Method 3: Syncthing for Full Self-Hosted Control
Syncthing is a free, open-source sync tool that transfers files directly between your devices over your local network or the internet, with no third-party server involved. Nothing goes to any company’s cloud. If privacy is your primary concern, or if you want sync that keeps working regardless of whether GitHub or iCloud are having an outage, Syncthing is the most independent option available. If you are already running a self-hosted setup – perhaps a Nextcloud instance or a home server – Syncthing slots naturally into that environment.
Install Syncthing on each device you want to sync. On desktop, it runs as a background service with a web UI accessible at localhost:8384. On Android, the official Syncthing app is available on F-Droid and handles setup cleanly. On iOS, Syncthing’s situation is more complicated because Apple restricts background network activity – the app Möbius Sync provides a workaround, though it requires the app to be open occasionally to complete transfers. Once installed, you pair devices by exchanging Device IDs through the web UI, then share your vault folder between them. Syncthing will negotiate the transfer directly, using local discovery when you are on the same network and a relay server when you are not.
Conflict handling in Syncthing is different from cloud services. When two devices edit the same file before syncing, Syncthing creates a conflict copy rather than silently overwriting one version. The conflict file appears in your vault folder with a modified filename, and you resolve it manually by comparing the two versions. This is more work than iCloud’s approach, but you never lose data. For single-user setups where you are disciplined about closing notes before switching devices, conflicts are rare in practice.

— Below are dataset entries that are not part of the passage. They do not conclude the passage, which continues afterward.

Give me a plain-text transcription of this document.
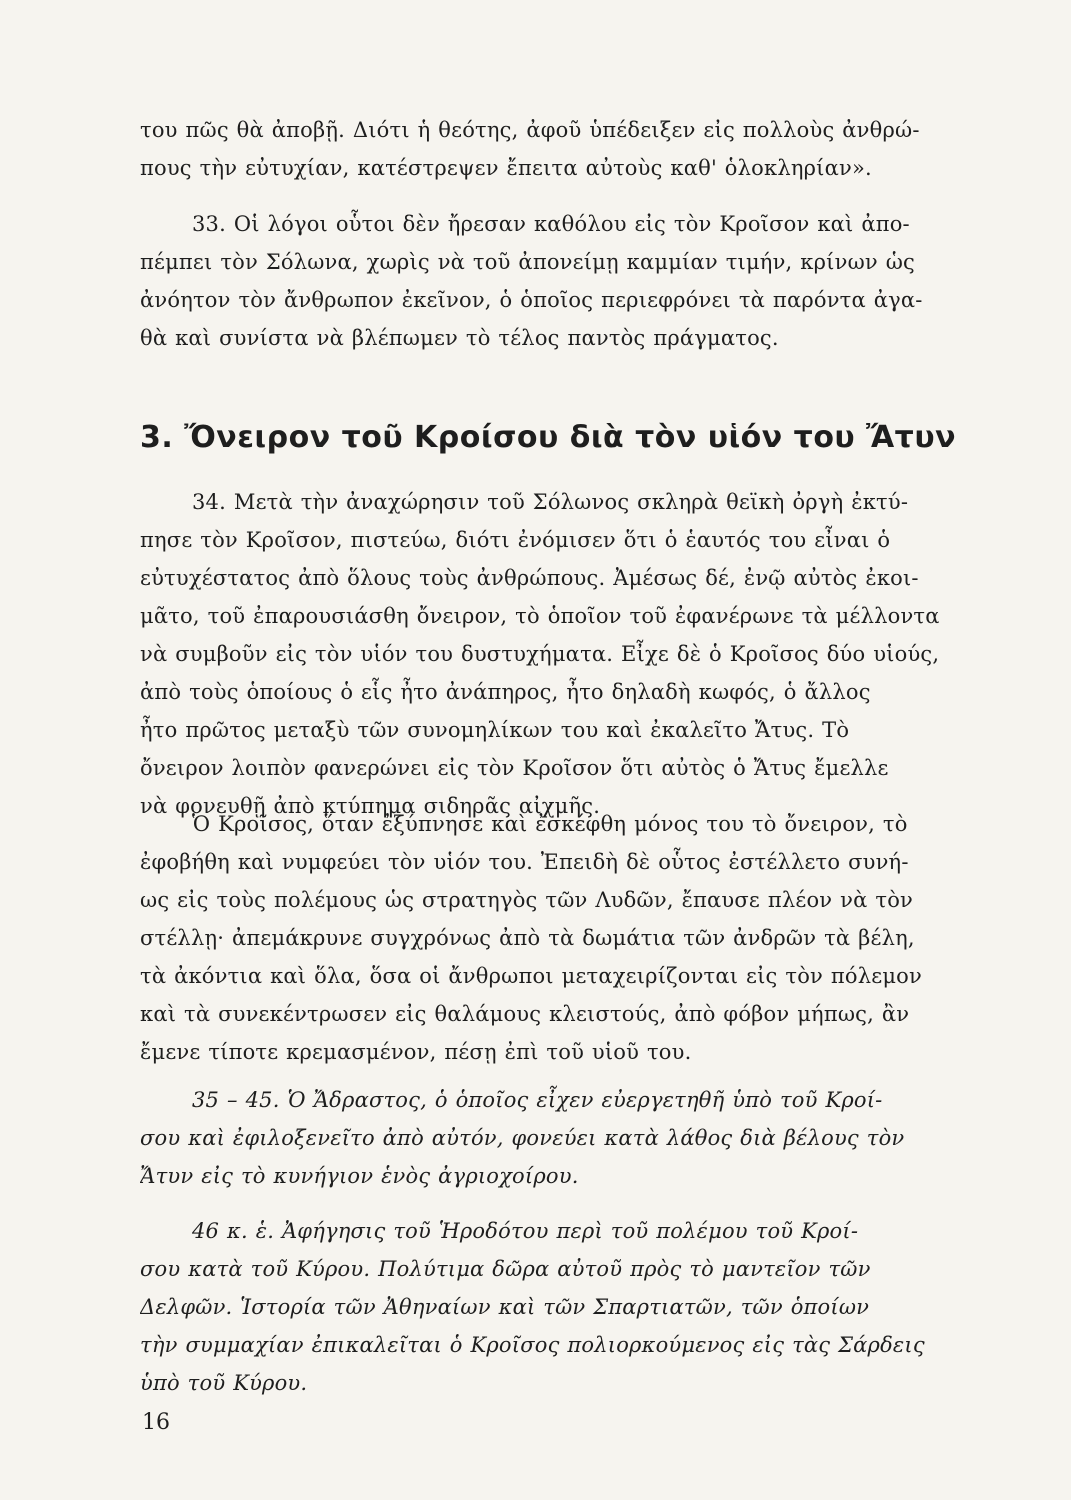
του πῶς θὰ ἀποβῇ. Διότι ἡ θεότης, ἀφοῦ ὑπέδειξεν εἰς πολλοὺς ἀνθρώ-
πους τὴν εὐτυχίαν, κατέστρεψεν ἔπειτα αὐτοὺς καθ' ὁλοκληρίαν».
33. Οἱ λόγοι οὗτοι δὲν ἤρεσαν καθόλου εἰς τὸν Κροῖσον καὶ ἀπο-
πέμπει τὸν Σόλωνα, χωρὶς νὰ τοῦ ἀπονείμῃ καμμίαν τιμήν, κρίνων ὡς
ἀνόητον τὸν ἄνθρωπον ἐκεῖνον, ὁ ὁποῖος περιεφρόνει τὰ παρόντα ἀγα-
θὰ καὶ συνίστα νὰ βλέπωμεν τὸ τέλος παντὸς πράγματος.
3. Ὄνειρον τοῦ Κροίσου διὰ τὸν υἱόν του Ἄτυν
34. Μετὰ τὴν ἀναχώρησιν τοῦ Σόλωνος σκληρὰ θεϊκὴ ὀργὴ ἐκτύ-
πησε τὸν Κροῖσον, πιστεύω, διότι ἐνόμισεν ὅτι ὁ ἑαυτός του εἶναι ὁ
εὐτυχέστατος ἀπὸ ὅλους τοὺς ἀνθρώπους. Ἀμέσως δέ, ἐνῷ αὐτὸς ἐκοι-
μᾶτο, τοῦ ἐπαρουσιάσθη ὄνειρον, τὸ ὁποῖον τοῦ ἐφανέρωνε τὰ μέλλοντα
νὰ συμβοῦν εἰς τὸν υἱόν του δυστυχήματα. Εἶχε δὲ ὁ Κροῖσος δύο υἱούς,
ἀπὸ τοὺς ὁποίους ὁ εἷς ἦτο ἀνάπηρος, ἦτο δηλαδὴ κωφός, ὁ ἄλλος
ἦτο πρῶτος μεταξὺ τῶν συνομηλίκων του καὶ ἐκαλεῖτο Ἄτυς. Τὸ
ὄνειρον λοιπὸν φανερώνει εἰς τὸν Κροῖσον ὅτι αὐτὸς ὁ Ἄτυς ἔμελλε
νὰ φονευθῇ ἀπὸ κτύπημα σιδηρᾶς αἰχμῆς.
Ὁ Κροῖσος, ὅταν ἐξύπνησε καὶ ἐσκέφθη μόνος του τὸ ὄνειρον, τὸ
ἐφοβήθη καὶ νυμφεύει τὸν υἱόν του. Ἐπειδὴ δὲ οὗτος ἐστέλλετο συνή-
ως εἰς τοὺς πολέμους ὡς στρατηγὸς τῶν Λυδῶν, ἔπαυσε πλέον νὰ τὸν
στέλλῃ· ἀπεμάκρυνε συγχρόνως ἀπὸ τὰ δωμάτια τῶν ἀνδρῶν τὰ βέλη,
τὰ ἀκόντια καὶ ὅλα, ὅσα οἱ ἄνθρωποι μεταχειρίζονται εἰς τὸν πόλεμον
καὶ τὰ συνεκέντρωσεν εἰς θαλάμους κλειστούς, ἀπὸ φόβον μήπως, ἂν
ἔμενε τίποτε κρεμασμένον, πέσῃ ἐπὶ τοῦ υἱοῦ του.
35 – 45. Ὁ Ἄδραστος, ὁ ὁποῖος εἶχεν εὐεργετηθῆ ὑπὸ τοῦ Κροί-
σου καὶ ἐφιλοξενεῖτο ἀπὸ αὐτόν, φονεύει κατὰ λάθος διὰ βέλους τὸν
Ἄτυν εἰς τὸ κυνήγιον ἑνὸς ἀγριοχοίρου.
46 κ. ἑ. Ἀφήγησις τοῦ Ἡροδότου περὶ τοῦ πολέμου τοῦ Κροί-
σου κατὰ τοῦ Κύρου. Πολύτιμα δῶρα αὐτοῦ πρὸς τὸ μαντεῖον τῶν
Δελφῶν. Ἱστορία τῶν Ἀθηναίων καὶ τῶν Σπαρτιατῶν, τῶν ὁποίων
τὴν συμμαχίαν ἐπικαλεῖται ὁ Κροῖσος πολιορκούμενος εἰς τὰς Σάρδεις
ὑπὸ τοῦ Κύρου.
16
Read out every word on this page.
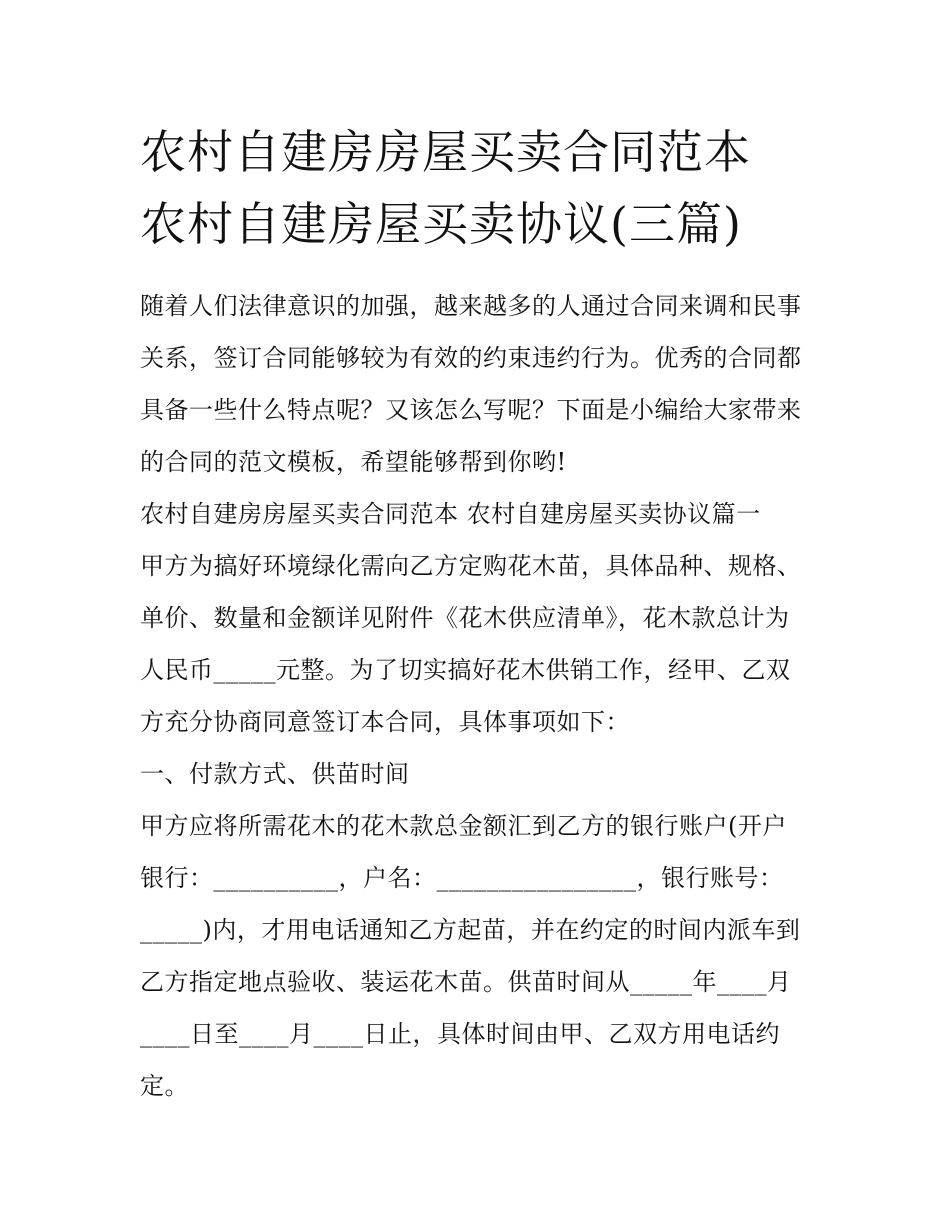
农村自建房房屋买卖合同范本
农村自建房屋买卖协议(三篇)
随着人们法律意识的加强，越来越多的人通过合同来调和民事
关系，签订合同能够较为有效的约束违约行为。优秀的合同都
具备一些什么特点呢？又该怎么写呢？下面是小编给大家带来
的合同的范文模板，希望能够帮到你哟!
农村自建房房屋买卖合同范本 农村自建房屋买卖协议篇一
甲方为搞好环境绿化需向乙方定购花木苗，具体品种、规格、
单价、数量和金额详见附件《花木供应清单》，花木款总计为
人民币_____元整。为了切实搞好花木供销工作，经甲、乙双
方充分协商同意签订本合同，具体事项如下：
一、付款方式、供苗时间
甲方应将所需花木的花木款总金额汇到乙方的银行账户(开户
银行：__________，户名：________________，银行账号：
_____)内，才用电话通知乙方起苗，并在约定的时间内派车到
乙方指定地点验收、装运花木苗。供苗时间从_____年____月
____日至____月____日止，具体时间由甲、乙双方用电话约
定。
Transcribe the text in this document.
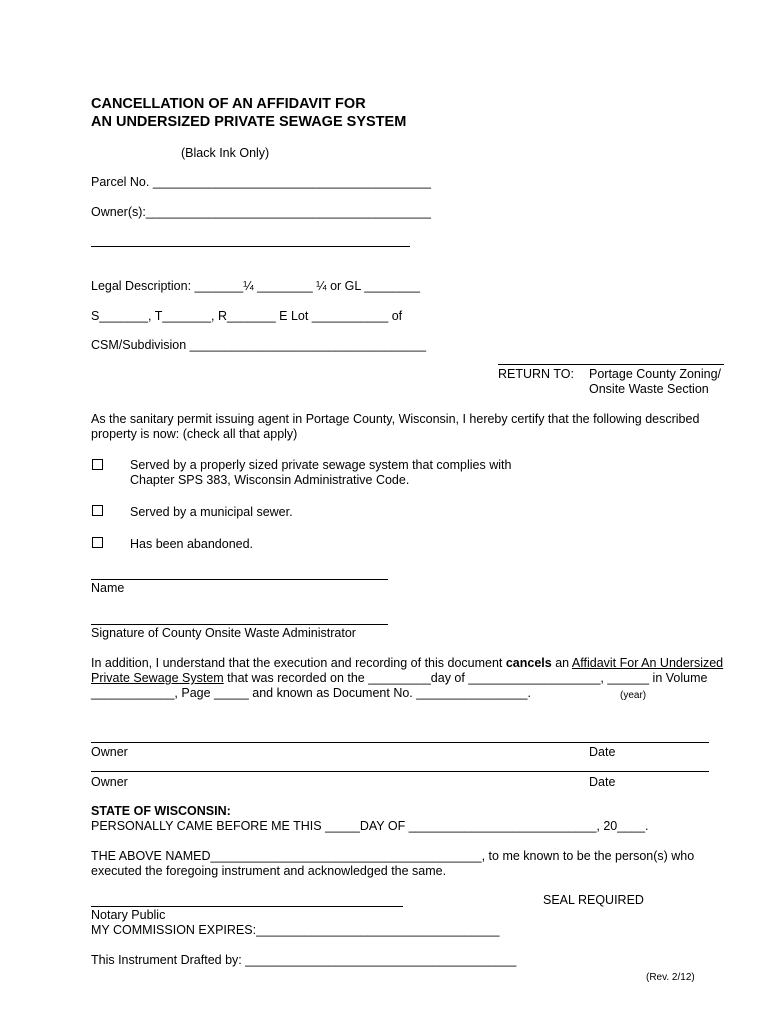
CANCELLATION OF AN AFFIDAVIT FOR
AN UNDERSIZED PRIVATE SEWAGE SYSTEM
(Black Ink Only)
Parcel No. ________________________________________
Owner(s):_________________________________________
Legal Description: _______¼ ________ ¼ or GL ________
S_______, T_______, R_______ E Lot ___________ of
CSM/Subdivision __________________________________
RETURN TO: Portage County Zoning/
Onsite Waste Section
As the sanitary permit issuing agent in Portage County, Wisconsin, I hereby certify that the following described
property is now: (check all that apply)
Served by a properly sized private sewage system that complies with
Chapter SPS 383, Wisconsin Administrative Code.
Served by a municipal sewer.
Has been abandoned.
Name
Signature of County Onsite Waste Administrator
In addition, I understand that the execution and recording of this document cancels an Affidavit For An Undersized
Private Sewage System that was recorded on the _________day of ___________________, ______ in Volume
____________, Page _____ and known as Document No. ________________.	(year)
Owner	Date
Owner	Date
STATE OF WISCONSIN:
PERSONALLY CAME BEFORE ME THIS _____DAY OF ___________________________, 20____.
THE ABOVE NAMED_______________________________________, to me known to be the person(s) who
executed the foregoing instrument and acknowledged the same.
SEAL REQUIRED
Notary Public
MY COMMISSION EXPIRES:___________________________________
This Instrument Drafted by: _______________________________________
(Rev. 2/12)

Picking the Right Method and Moving Forward
The honest recommendation depends entirely on your situation. Apple-only users should use iCloud and not overthink it. Cross-platform users who are comfortable with a terminal and want version history should use Git. Anyone who wants zero reliance on external services should use Syncthing. All three approaches have been running reliably for Obsidian users for years, and none of them require a credit card – the $10 monthly fee exists for users who want first-party support and the simplicity of a single official solution, not because syncing your own files actually costs that much.
Frequently Asked Questions
Can I use Google Drive or Dropbox to sync Obsidian for free?
Yes, both work similarly to iCloud Drive. Point your vault to a folder inside your Google Drive or Dropbox directory and the service handles syncing automatically. Watch for sync conflicts if you edit notes on multiple devices simultaneously.
Is syncing Obsidian with Git safe for private notes?
Yes, as long as you create a private GitHub repository. Private repos are not publicly visible. For maximum privacy, use Syncthing instead, which keeps files entirely on your own devices.